JavaUnicode

Java Unicode

What Is Unicode?

Unicode is a universal character encoding standard that assigns a unique code point to every character, symbol, or script used across global languages. It replaces older encoding systems like ASCII, ISO 8859-1, KOI-8, and GB18030, which were limited to specific regions or languages.

Why Java Uses Unicode

Java was designed to be platform-independent and multilingual. To support international applications, Java adopted Unicode from the beginning. This allows developers to write programs that handle characters from any language — Hindi, Chinese, Arabic, Russian, and more.

  • Each Unicode character is represented by 2 bytes

  • Unicode range in Java: \u0000 to \uFFFF

Character Encoding Before Unicode

Encoding Standard

Region

ASCII

United States

ISO 8859-1

Western Europe

KOI-8

Russia

GB18030 / BIG-5

China

These systems were inconsistent and incompatible across platforms. Unicode solved this by creating a unified encoding system.

Working with Unicode in Java

Java supports two approaches to work with Unicode characters:

  1. Using Unicode Escape Sequences

  2. Storing Unicode Characters Directly

1. Unicode Escape Sequences

Escape sequences are used when characters cannot be typed directly. They start with \u followed by four hexadecimal digits.

Example: Storing 'A' Using Escape Sequence

Java
public class UnicodeDemo {
    public static void main(String[] args) {
        char unicodeChar = '\u0041'; // Unicode for 'A'
        System.out.println("Stored Unicode Character: " + unicodeChar);
    }
}
Stored Unicode Character: A
2. Direct Character Storage

If the character can be typed or displayed, you can store it directly using single quotes.

Example: Storing 'A' Directly

Java
public class UnicodeDemo {
    public static void main(String[] args) {
        char unicodeChar = 'A';
        System.out.println("Stored Unicode Character: " + unicodeChar);
    }
}
Stored Unicode Character: A
Mixed Example: Escape + Direct Storage

Java
public class UnicodeDemo {
    public static void main(String[] args) {
        char letterA = '\u0041';       // Escape sequence
        char letterSigma = '\u03A3';   // Greek capital Sigma
        char copyright = '\u00A9';     // © symbol

        char letterZ = 'Z';            // Direct character
        char dollar = '$';             // Direct character

        System.out.println("Escape Sequence Characters:");
        System.out.println("A: " + letterA);
        System.out.println("Sigma: " + letterSigma);
        System.out.println("Copyright: " + copyright);

        System.out.println("\nDirect Characters:");
        System.out.println("Z: " + letterZ);
        System.out.println("Dollar: " + dollar);
    }
}
Manipulating Unicode Values

You can perform arithmetic on Unicode values since char is a numeric type internally.

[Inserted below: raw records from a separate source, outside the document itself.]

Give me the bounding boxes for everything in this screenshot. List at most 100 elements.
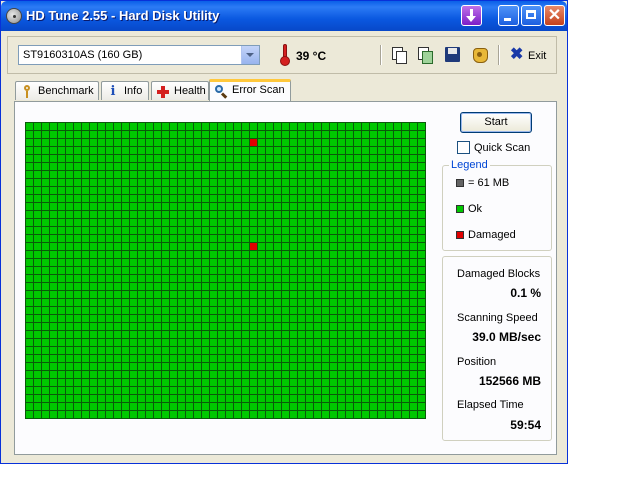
block-ok (410, 163, 417, 170)
block-ok (210, 163, 217, 170)
quick-scan-checkbox[interactable] (457, 141, 470, 154)
block-ok (186, 315, 193, 322)
block-ok (146, 211, 153, 218)
copy-results-icon[interactable] (416, 46, 434, 64)
tab-info[interactable]: i Info (101, 81, 149, 100)
block-ok (146, 227, 153, 234)
block-ok (330, 411, 337, 418)
block-damaged (250, 139, 257, 146)
exit-button[interactable]: ✖ Exit (508, 46, 552, 66)
block-ok (194, 291, 201, 298)
block-ok (106, 187, 113, 194)
block-ok (50, 379, 57, 386)
block-ok (90, 387, 97, 394)
block-ok (218, 235, 225, 242)
block-ok (82, 347, 89, 354)
block-ok (202, 363, 209, 370)
block-ok (34, 291, 41, 298)
tab-benchmark[interactable]: Benchmark (15, 81, 99, 100)
block-ok (266, 307, 273, 314)
block-ok (338, 171, 345, 178)
block-ok (290, 195, 297, 202)
block-ok (178, 339, 185, 346)
block-ok (34, 227, 41, 234)
tab-health[interactable]: Health (151, 81, 209, 100)
block-ok (178, 171, 185, 178)
block-ok (322, 275, 329, 282)
block-ok (74, 147, 81, 154)
block-ok (202, 291, 209, 298)
block-ok (402, 315, 409, 322)
block-ok (410, 331, 417, 338)
block-ok (34, 323, 41, 330)
title-bar[interactable]: HD Tune 2.55 - Hard Disk Utility ✕ (1, 1, 567, 31)
block-ok (250, 195, 257, 202)
block-ok (138, 131, 145, 138)
block-ok (314, 323, 321, 330)
block-ok (226, 403, 233, 410)
block-ok (130, 163, 137, 170)
block-ok (130, 339, 137, 346)
maximize-button[interactable] (521, 5, 542, 26)
block-ok (82, 339, 89, 346)
block-ok (346, 379, 353, 386)
block-ok (322, 243, 329, 250)
block-ok (346, 275, 353, 282)
block-ok (162, 379, 169, 386)
block-ok (234, 211, 241, 218)
block-ok (338, 403, 345, 410)
block-ok (210, 179, 217, 186)
start-button[interactable]: Start (460, 112, 532, 133)
block-ok (370, 363, 377, 370)
block-ok (410, 323, 417, 330)
block-ok (330, 315, 337, 322)
block-ok (34, 267, 41, 274)
block-ok (114, 243, 121, 250)
block-ok (122, 235, 129, 242)
block-ok (338, 163, 345, 170)
block-ok (338, 411, 345, 418)
tab-error-scan[interactable]: Error Scan (209, 79, 291, 101)
block-ok (58, 387, 65, 394)
block-ok (290, 179, 297, 186)
block-ok (386, 387, 393, 394)
block-ok (386, 251, 393, 258)
block-ok (42, 123, 49, 130)
block-ok (298, 307, 305, 314)
block-ok (354, 131, 361, 138)
download-button[interactable] (461, 5, 482, 26)
minimize-button[interactable] (498, 5, 519, 26)
window-title: HD Tune 2.55 - Hard Disk Utility (26, 8, 220, 23)
block-ok (66, 227, 73, 234)
block-ok (114, 275, 121, 282)
block-ok (330, 243, 337, 250)
block-ok (82, 251, 89, 258)
block-ok (122, 363, 129, 370)
block-ok (386, 219, 393, 226)
options-icon[interactable] (471, 46, 489, 64)
save-icon[interactable] (444, 46, 462, 64)
block-ok (186, 371, 193, 378)
copy-icon[interactable] (390, 46, 408, 64)
block-ok (370, 411, 377, 418)
drive-select[interactable]: ST9160310AS (160 GB) (18, 45, 260, 65)
block-ok (162, 131, 169, 138)
block-ok (82, 195, 89, 202)
block-ok (42, 283, 49, 290)
block-ok (274, 331, 281, 338)
block-ok (274, 259, 281, 266)
block-ok (106, 131, 113, 138)
tab-label: Benchmark (38, 85, 94, 97)
block-ok (330, 323, 337, 330)
block-ok (98, 251, 105, 258)
block-ok (402, 411, 409, 418)
close-button[interactable]: ✕ (544, 5, 565, 26)
block-ok (338, 387, 345, 394)
block-ok (370, 331, 377, 338)
block-ok (258, 163, 265, 170)
block-ok (330, 347, 337, 354)
block-ok (210, 147, 217, 154)
block-ok (378, 371, 385, 378)
block-ok (250, 179, 257, 186)
chevron-down-icon[interactable] (241, 46, 259, 64)
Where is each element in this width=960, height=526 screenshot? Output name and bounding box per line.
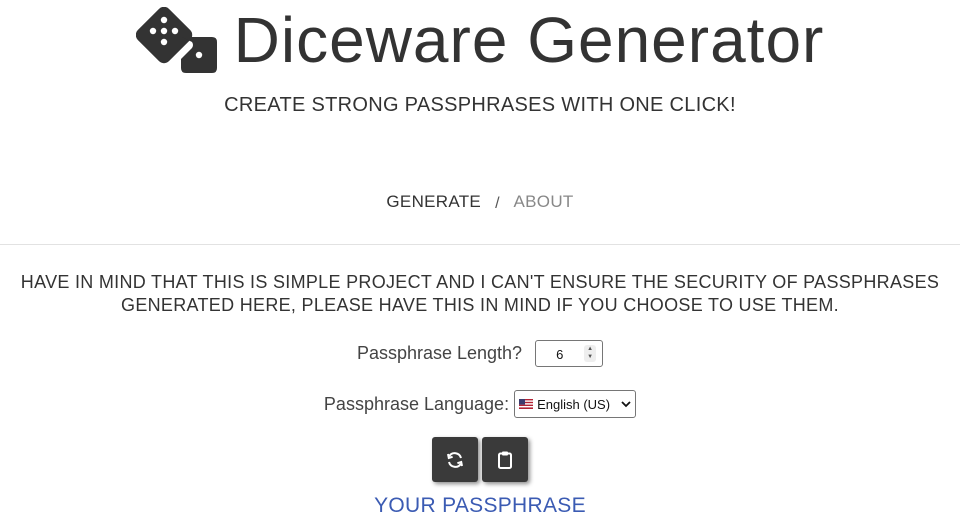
length-value: 6	[556, 347, 564, 362]
language-label: Passphrase Language:	[323, 393, 510, 414]
clipboard-icon	[498, 451, 512, 469]
title-row: Diceware Generator	[0, 2, 960, 78]
security-warning: HAVE IN MIND THAT THIS IS SIMPLE PROJECT…	[0, 271, 960, 317]
nav-generate-link[interactable]: GENERATE	[386, 192, 481, 212]
passphrase-result-label: YOUR PASSPHRASE	[374, 494, 586, 517]
language-row: Passphrase Language: English (US)	[0, 390, 960, 418]
refresh-icon	[447, 451, 463, 468]
language-select[interactable]: English (US)	[514, 390, 637, 418]
action-buttons	[0, 437, 960, 482]
length-input[interactable]: 6 ▲ ▼	[535, 340, 604, 367]
dice-icon	[135, 7, 217, 73]
language-selected-value: English (US)	[537, 396, 611, 412]
regenerate-button[interactable]	[432, 437, 478, 482]
chevron-down-icon	[621, 401, 631, 408]
main-nav: GENERATE / ABOUT	[0, 192, 960, 212]
us-flag-icon	[519, 399, 534, 409]
length-label: Passphrase Length?	[356, 343, 523, 363]
length-stepper[interactable]: ▲ ▼	[584, 345, 597, 362]
copy-button[interactable]	[482, 437, 528, 482]
nav-separator: /	[495, 195, 500, 212]
subtitle: CREATE STRONG PASSPHRASES WITH ONE CLICK…	[224, 94, 736, 116]
header: Diceware Generator CREATE STRONG PASSPHR…	[0, 0, 960, 245]
length-row: Passphrase Length? 6 ▲ ▼	[0, 340, 960, 367]
warning-line-1: HAVE IN MIND THAT THIS IS SIMPLE PROJECT…	[20, 272, 940, 292]
nav-about-link[interactable]: ABOUT	[514, 192, 574, 212]
app-title: Diceware Generator	[233, 4, 825, 76]
warning-line-2: GENERATED HERE, PLEASE HAVE THIS IN MIND…	[121, 295, 839, 315]
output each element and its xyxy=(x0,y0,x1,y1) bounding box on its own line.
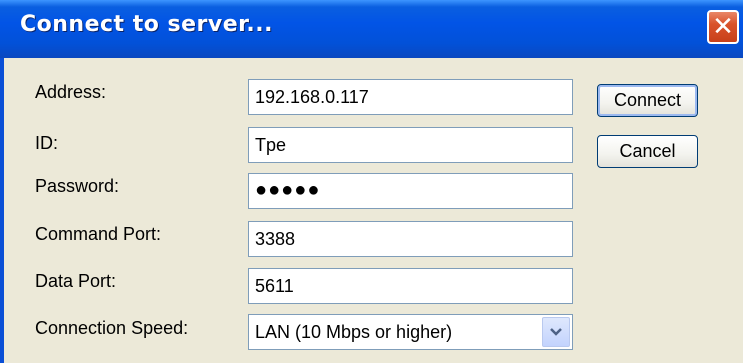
command-port-field[interactable]: 3388 xyxy=(248,221,573,257)
address-field[interactable]: 192.168.0.117 xyxy=(248,79,573,115)
password-label: Password: xyxy=(35,176,120,196)
id-label: ID: xyxy=(35,133,59,153)
command-port-label: Command Port: xyxy=(35,224,162,244)
chevron-down-icon xyxy=(550,328,562,336)
window-title: Connect to server... xyxy=(20,12,273,37)
connection-speed-value: LAN (10 Mbps or higher) xyxy=(255,321,453,342)
close-button[interactable]: ✕ xyxy=(707,10,739,44)
close-icon: ✕ xyxy=(712,12,734,42)
dropdown-button[interactable] xyxy=(542,317,570,347)
data-port-label: Data Port: xyxy=(35,271,117,291)
connect-button[interactable]: Connect xyxy=(597,84,698,117)
window-frame-left xyxy=(0,58,4,363)
cancel-button[interactable]: Cancel xyxy=(597,135,698,168)
title-bar[interactable]: Connect to server... ✕ xyxy=(0,0,743,58)
address-label: Address: xyxy=(35,82,107,102)
id-field[interactable]: Tpe xyxy=(248,127,573,163)
data-port-field[interactable]: 5611 xyxy=(248,268,573,304)
password-field[interactable]: ●●●●● xyxy=(248,173,573,209)
connection-speed-select[interactable]: LAN (10 Mbps or higher) xyxy=(248,314,573,350)
connection-speed-label: Connection Speed: xyxy=(35,318,189,338)
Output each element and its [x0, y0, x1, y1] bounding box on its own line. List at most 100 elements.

Example: Calculating Characters

Java
public class UnicodeManipulation {
    public static void main(String[] args) {
        char upperA = '\u0041'; // 'A'
        char lowerA = '\u0061'; // 'a'
        char upperB = 'B';

        int diff = upperA - lowerA; // -32
        char upperC = (char) (upperB + diff);
        char lowerC = (char) (upperC + 32);

        System.out.println("Difference between A and a: " + diff);
        System.out.println("Calculated uppercase C: " + upperC);
        System.out.println("Calculated lowercase c: " + lowerC);
    }
}
Note
Unicode arithmetic can be tricky — always verify results when manipulating characters.
Best Practices
Tip
Use escape sequences for characters that are not easily typed. Prefer direct storage for readable characters. Avoid arithmetic on Unicode unless necessary. Use Unicode to support multilingual applications.